Mark Zuckerberg, Founder and CEO of Facebook

This trend has been on the rise for the past few years, abetted by growing concerns over fake news, trolling and privacy. People want to share and discuss news in secure and comfortable environments that private messaging channels provide them. Although it may lead to deeper engagement with news on an individual/group level, publishers would not know it well enough to inform their strategies.  

Tracking the dark social

GetSocial is a content performance analytics platform that tracks 100 million private and dark social shares each month. This year they tracked their 100 largest customers across the world for 6 months to analyze recent sharing trends. Some of GetSocial’s customers include Forbes, Adobe, and Sky.

The company analyzed ​159 million shares​ made between January and June (2019)​ and found that 77.5% of the shares are dark social. This means content creators and brands are not tracking this data. Facebook finished a distant second with 7.5% shares. 

There was a huge difference between dark social shares at 123,242,440​ and the total shares made from all other social channels (public and private) at 35,739,660.

Website referrals were slightly higher from dark social (47.5%) compared to Facebook (47%). The study also found that 1 dark social share generates 2 referrals compared to 18 referrals via Facebook.

However, this cannot be taken to conclude that Facebook shares are more effective at generating traffic. There are other factors that need to be considered, like average behavior of a visitor coming from Facebook. This was beyond the scope of the study. 

In earlier studies though, GetSocial found that Facebook referral traffic has the lowest recirculation percentage while dark social has the highest.   

According to Andreia Loureiro, Marketing Executive at GetSocial, “If people are coming to an article from Facebook and don’t recirculate at all, that means they only view the article they clicked on and leave the page.”

She adds, “Publishers have a hard time monetizing their users’ sessions when this happens. The higher the recirculation, the higher the reader loyalty, which also means that users are spending more than mere seconds on your page.”

According to the report, “This is expected since it’s plausible to assume that users’ attention span on Facebook is lower than on private conversations with friends and family.”

Further, ​the study found that dark social referrals (+221M) and Facebook referrals (+218M) are much higher than all other social channels together (+25M). 

Publishers who add social media sharing buttons on content pages to facilitate sharing and tracking should note that the study found that 83.88% shares were made by copying and pasting a link. Share buttons were used for only 16.03% of shares. 

Also the majority of shares (58.5%) were made on mobile. 

This is not surprising considering the increasing usage of mobile devices. A Pew research study found that mobile devices have become one of the most common ways Americans get news. They have outpaced desktop or laptop computers. The survey found that 58% of US adults often got news on a mobile device, compared to 39% that got it on a desktop or laptop computer.

A GlobalWebIndex survey from earlier this year found that around 44% shared news articles via private messaging apps. 

“Stories that could be going viral privately”

Publishers cannot ignore dark social. It occupies a very large slice of the pie and as the trends show, it’s going to get bigger.
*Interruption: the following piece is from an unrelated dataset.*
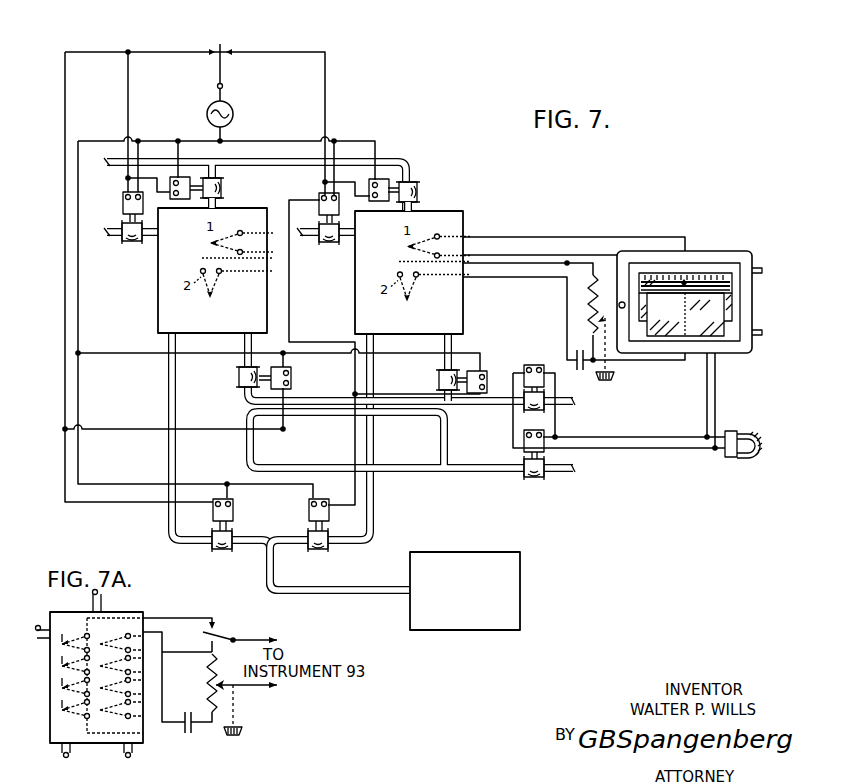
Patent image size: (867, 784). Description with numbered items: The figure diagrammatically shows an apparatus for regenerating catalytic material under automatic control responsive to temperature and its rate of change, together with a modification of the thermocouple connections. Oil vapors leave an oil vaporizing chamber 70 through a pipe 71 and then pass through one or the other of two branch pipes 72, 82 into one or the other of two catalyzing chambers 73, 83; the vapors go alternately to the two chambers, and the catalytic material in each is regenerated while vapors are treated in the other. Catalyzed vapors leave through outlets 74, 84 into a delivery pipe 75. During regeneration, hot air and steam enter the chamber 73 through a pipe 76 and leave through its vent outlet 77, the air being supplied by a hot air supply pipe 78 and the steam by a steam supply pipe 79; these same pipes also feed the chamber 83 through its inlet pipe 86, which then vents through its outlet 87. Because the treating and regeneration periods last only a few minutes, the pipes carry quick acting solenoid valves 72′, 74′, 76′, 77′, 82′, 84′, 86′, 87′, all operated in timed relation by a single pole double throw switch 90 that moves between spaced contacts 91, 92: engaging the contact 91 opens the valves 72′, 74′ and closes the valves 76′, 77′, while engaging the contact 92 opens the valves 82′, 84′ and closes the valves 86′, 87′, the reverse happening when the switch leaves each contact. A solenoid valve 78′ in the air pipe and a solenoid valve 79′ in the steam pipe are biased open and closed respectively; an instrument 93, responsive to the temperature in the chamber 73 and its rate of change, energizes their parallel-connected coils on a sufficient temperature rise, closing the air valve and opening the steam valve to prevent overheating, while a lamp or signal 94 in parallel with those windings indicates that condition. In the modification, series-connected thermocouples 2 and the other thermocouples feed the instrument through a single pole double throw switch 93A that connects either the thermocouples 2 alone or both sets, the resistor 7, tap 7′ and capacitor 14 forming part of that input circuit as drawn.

Which makes it crucial that publishers track dark social data.

On dark-social channels, content is shared between friends who know each others’ likes and preferences. It’s a level of hyper-personalization most companies can only hope to attain.”

David Cohn, Co-founder and Chief Strategy Officer of Pigeon, a social sharing app on Facebook Messenger

Romão whose company GetSocial offers a Dark Social Calculator says, “Publishers are especially threatened by not having insight into their dark social shares because it can really impact how they measure content success.

“They risk investing in distributing stories solely based on social media engagement when there are other stories that could be going viral privately.”